Evelyn Ammons (October 2, 1937 – January 28, 2017) was an American politician. She served as a representative in the Arkansas House of Representatives from 1994 to 2000, on behalf of the Democratic Party. She was assistant speaker pro tem in 1996 and 1997.

== Early life ==
Ammons was born on October 2, 1937, in Scott County, Arkansas. Her parents were Omer Brian Ammons and Maud L. Gimlin Ammons, and she was the youngest of three sisters. Following the death of her father when she was eleven months old, her family moved in with her grandmother, Hattie Sedalia Nunn Gimlin. Her mother began work with the Works Progress Administration. While she was in the first grade, the family moved again to Waldron. She attended Waldron High School, where she was a member of the basketball team, a cheerleader, and involved with the Future Homemakers of America and the Beta Club. While in high school, she worked as a waitress, a summer hay hauler, and a switchboard operator before graduating in 1956. Following graduation, Ammons worked on upholstery paneling at the Waldron Furniture Manufacturing Company before becoming a secretary for the University of Arkansas Cooperative Extension Service at the Scott County Courthouse.

== Political career ==
Ammons ran as county and circuit clerk for Scott County in 1978, in a campaign run by her nephew Gary Ashford, the chair of the Scott County Democratic Committee. She was elected with 73 percent in the Democratic Party primary and then served in office from 1979 to 1994, running unopposed in all her subsequent elections. She decided to run for office as a representative in the Arkansas House of Representatives when Representative Bud Rice retired. She contested the 1994 election for the 16th district as a Democrat, receiving 49 percent in the primary and then winning the primary runoff with 57 percent. She beat the Republican opponent in the general election with 58 percent despite her seat being targeted by the chairman of the Republican Party of Arkansas, Asa Hutchinson. She was sworn into office at the Arkansas State Capitol, which was the first time she had been there.
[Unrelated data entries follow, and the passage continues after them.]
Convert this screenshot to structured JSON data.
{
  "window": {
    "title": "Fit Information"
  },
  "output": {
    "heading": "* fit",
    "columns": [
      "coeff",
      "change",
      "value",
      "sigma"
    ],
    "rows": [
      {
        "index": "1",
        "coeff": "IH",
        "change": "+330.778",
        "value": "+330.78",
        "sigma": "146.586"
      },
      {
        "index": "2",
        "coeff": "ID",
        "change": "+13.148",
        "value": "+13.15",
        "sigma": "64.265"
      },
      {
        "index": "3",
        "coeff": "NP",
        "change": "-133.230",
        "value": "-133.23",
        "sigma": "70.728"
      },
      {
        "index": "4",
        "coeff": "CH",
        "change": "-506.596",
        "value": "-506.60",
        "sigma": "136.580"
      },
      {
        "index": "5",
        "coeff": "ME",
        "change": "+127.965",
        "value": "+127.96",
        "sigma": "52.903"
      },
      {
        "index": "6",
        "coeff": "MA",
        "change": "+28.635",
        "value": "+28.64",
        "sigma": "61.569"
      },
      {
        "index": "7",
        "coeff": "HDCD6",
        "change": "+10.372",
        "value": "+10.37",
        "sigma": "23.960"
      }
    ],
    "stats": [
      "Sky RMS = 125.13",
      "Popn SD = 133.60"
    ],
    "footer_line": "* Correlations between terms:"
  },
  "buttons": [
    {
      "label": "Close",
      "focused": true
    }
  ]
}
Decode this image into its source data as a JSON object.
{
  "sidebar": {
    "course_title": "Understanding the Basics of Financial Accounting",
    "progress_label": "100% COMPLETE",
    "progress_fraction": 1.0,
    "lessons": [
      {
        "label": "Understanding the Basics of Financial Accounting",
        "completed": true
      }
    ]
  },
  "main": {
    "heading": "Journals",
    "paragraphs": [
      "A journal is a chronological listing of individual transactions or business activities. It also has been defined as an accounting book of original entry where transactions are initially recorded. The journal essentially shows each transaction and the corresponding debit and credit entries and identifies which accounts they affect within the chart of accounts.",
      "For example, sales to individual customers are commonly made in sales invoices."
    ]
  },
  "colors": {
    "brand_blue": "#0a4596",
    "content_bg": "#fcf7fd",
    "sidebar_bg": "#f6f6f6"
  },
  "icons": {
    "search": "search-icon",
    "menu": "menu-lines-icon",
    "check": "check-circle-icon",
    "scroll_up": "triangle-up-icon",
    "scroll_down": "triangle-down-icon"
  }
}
She sponsored Act 986 of 1995, which changed the composition of the County and Circuit Clerks’ Continuing Education Board, and co-sponsored Act 431 of 1995, to require bidding by county governments for purchases over $10,000, and Act 962 of 1995, to allow state employees to purchase retirement credits for time lost while injured. She was generally politically aligned with Representative Ed Wilkerson and Representative Ode Maddox. She won the 1996 election against her Republican opponent, Bruce Campbell, receiving 5,592 votes in contrast to his 4,128. She was appointed assistant speaker pro tem for her second term by House Speaker Bobby Hogue, and served as a member of the Arkansas Tuition Trust Authority and the Natural Heritage Commission. She passed Act 833 of 1997, which made home buyers who had not owned a house within three years exempt from real estate transfer tax. She also fought for funding for rural water systems. She was chair of the Small Business Subcommittee of the Agriculture and Economic Development Committee and a member of the energy committee, the public transportation committee, the agriculture and economic development committee and the legislative audit committee in 1997 and 1998.

Ammons was challenged by the mayor of Waldron in the 1998 primary, although she won with 69 percent of the vote and was unopposed in the general election. She sponsored Act 800 of 1999, which provided funding for the refurbishment of Sodie Davidson Park in Waldron. She was a member of the Legislative Council, the Joint Interim Committee on Energy, the public health, welfare and labor committee, the insurance and commerce committee and the House management committee. She voted in favor of relocating the Ouachita Wilderness Institute, a medium-security juvenile facility, to Fort Chaffee. She unsuccessfully supported legislation to designate the Crooked Creek as an Extraordinary Resource Water, including requesting opinions from the Arkansas Attorney General on behalf of the Arkansas Game and Fish Commission to prevent commercial mining. She retired from the House of Representatives in 2000 as a result of term limits.

== Later life ==
Ammons was honored at a dinner by the Scott County Democratic Women after her retirement. She died on January 28, 2017, in Waldron.